Remember that bipartisan debt proposal adored by the White House at the time it was conceived, the media during the debt crisis last summer, and Republican presidential candidates on the trail whenever it's mentioned; the Simpson-Bowles plan? Well a version of that dream went quietly into the night yesterday, vastly underreported and crushed in a House vote 38 to 382, the first time a proposal based on the bipartisan plan was brought to the floor.

The Simpson-Bowles plan was conceived in Spring 2010 by a bipartisan presidential commission and would have directed lawmakers to reduce the federal deficit by more than $4 trillion over 10 years through a mix of spending cuts and tax increases. The House vote Wednesday was on a proposal brought to the floor by Ohio Republican Rep. Steve LaTourette and Tennessee Democrat Rep. Jim Cooper, that called for $1.2 trillion in tax increases over the coming decade, which is less than the $2 trillion-plus in revenue increases called for by former White House chief of staff Erskine Bowles, a Democrat, and former GOP Sen. Alan Simpson of Wyoming.

"If not now, when?" The Wall Street Journal reports Rep. LaTourette asked his colleagues before the vote. Only 22 Democrats and 16 Republicans supported the proposal. WSJ reports that liberal and conservative groups appeared to be so alarmed that the budget resolution might gain momentum Wednesday night, that they issued sharp news releases hours before the vote warning members not to compromise.

"Messrs. Cooper and LaTourette said they were hopeful their proposal, even if it failed, would begin bipartisan negotiations toward a deficit-reduction deal before November.

'This is like an acorn that can grow into a mighty oak tree,' Mr. Cooper said in an interview, though he conceded that he wished 'it was a larger acorn.'"

The Weekly Standard wrote Wednesday that "a vote for the LaTourette-Cooper Plan Is a Vote for Obamacare."

House Budget Committee Chairman Wisconsin Rep. Paul Ryan, commended the effort but spoke against the plan, saying it relied too heavily on tax increases and not enough on spending cuts. House Minority Whip Steny Hoeyr said the LaTourette-Cooper version of the Simpson-Bowles plan, which he has previous lauded,  had come prematurely.

"In order to achieve a big and balanced deficit-reduction package, we must build a broad consensus. The budget substitute offered tonight by Reps. Jim Cooper and Steve LaTourette came to the floor before that broad consensus could be achieved, which is why I voted against it,” Hoyer said to The Hill.

Ezra Klein of The Washington Post commented that the vote results Wednesday confirm longstanding suspicions within The White House of what would happen if a Simpson-Bowles-like plan was brought to the floor.

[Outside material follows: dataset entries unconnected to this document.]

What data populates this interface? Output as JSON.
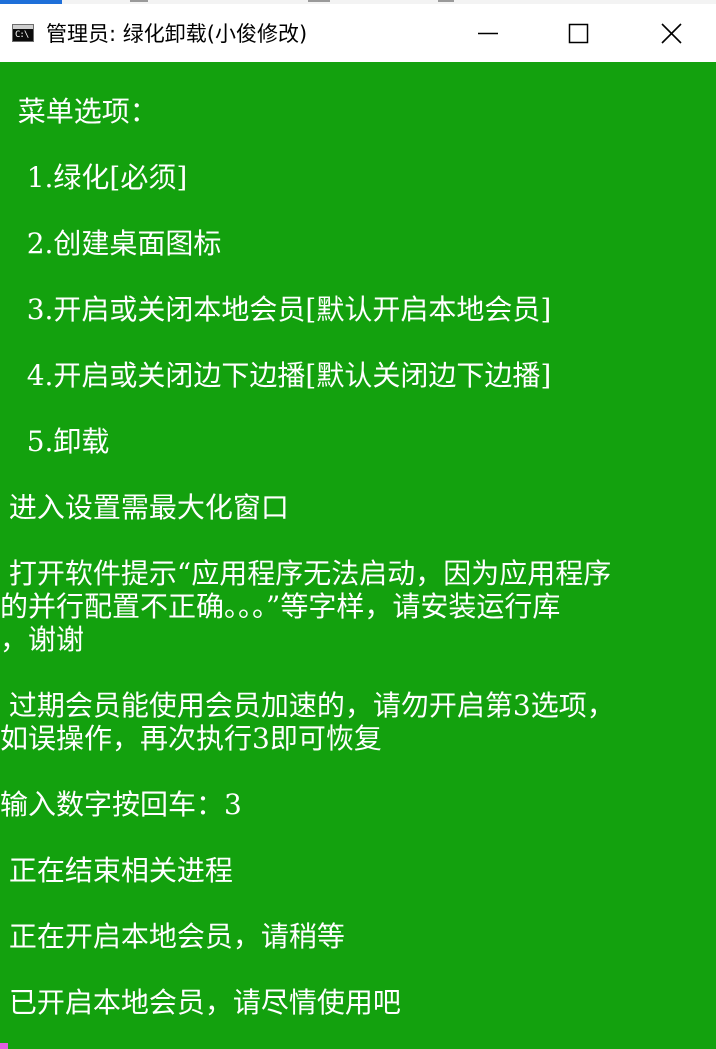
{
  "window": {
    "title": "管理员:  绿化卸载(小俊修改)",
    "icon": "cmd-icon",
    "icon_prompt": "C:\\",
    "controls": {
      "minimize": "minimize-icon",
      "maximize": "maximize-icon",
      "close": "close-icon"
    }
  },
  "colors": {
    "console_background": "#13a10e",
    "console_text": "#ffffff",
    "titlebar": "#ffffff"
  },
  "console": {
    "lines": [
      "  菜单选项：",
      "   1.绿化[必须]",
      "   2.创建桌面图标",
      "   3.开启或关闭本地会员[默认开启本地会员]",
      "   4.开启或关闭边下边播[默认关闭边下边播]",
      "   5.卸载",
      " 进入设置需最大化窗口",
      " 打开软件提示“应用程序无法启动，因为应用程序",
      "的并行配置不正确。。。”等字样，请安装运行库",
      "，谢谢",
      " 过期会员能使用会员加速的，请勿开启第3选项，",
      "如误操作，再次执行3即可恢复",
      "输入数字按回车：3",
      " 正在结束相关进程",
      " 正在开启本地会员，请稍等",
      " 已开启本地会员，请尽情使用吧"
    ]
  }
}
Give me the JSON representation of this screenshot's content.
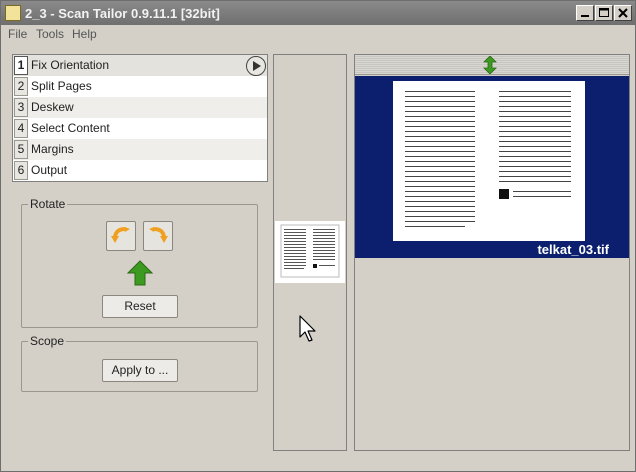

"But Wednesday's vote — which considered a version of SImpson-Bowles with somewhat less in tax increases -- is at least suggestive evidence that the White House was right and the proposal would never have passed because, in the end, the problem with Simpson-Bowles wasn't that the president didn't say enough nice things about it, but that members of Congress didn't want to vote for it.

Now think back to August. Consider all the forces pushing towards a big deal: The media, which loves bipartisan deficit-reduction packages. The Speaker of the House of Representatives. The President of the United States. The business community. Washington's deficit-reduction community. And still, the underlying reality of the tumultuous negotiations was that the two sides couldn't line up the votes for anything even approaching a reasonable package. That's why the negotiations were so tumultuous."

LaTourette and Cooper expected defeat Wednesday, according to The Washington Post, but had hoped for at least 100 votes of support, a number matching the members who signed a letter in the fall urging that the debt reduction "supercommittee" adopt a balanced approach to the debt similar to the Simpson-Bowles proposal.

The Christian Science Monitor notes that the plan brought to the floor Wednesday is one of six budget proposals before the House coming in preparation of December, when Congress will have to deal with a slew of critical financial issues including the extension of the Bush tax cuts, the start of the spending-slashing sequester, the expiration of the payroll tax holiday, and another needed increase in the nation’s debt ceiling.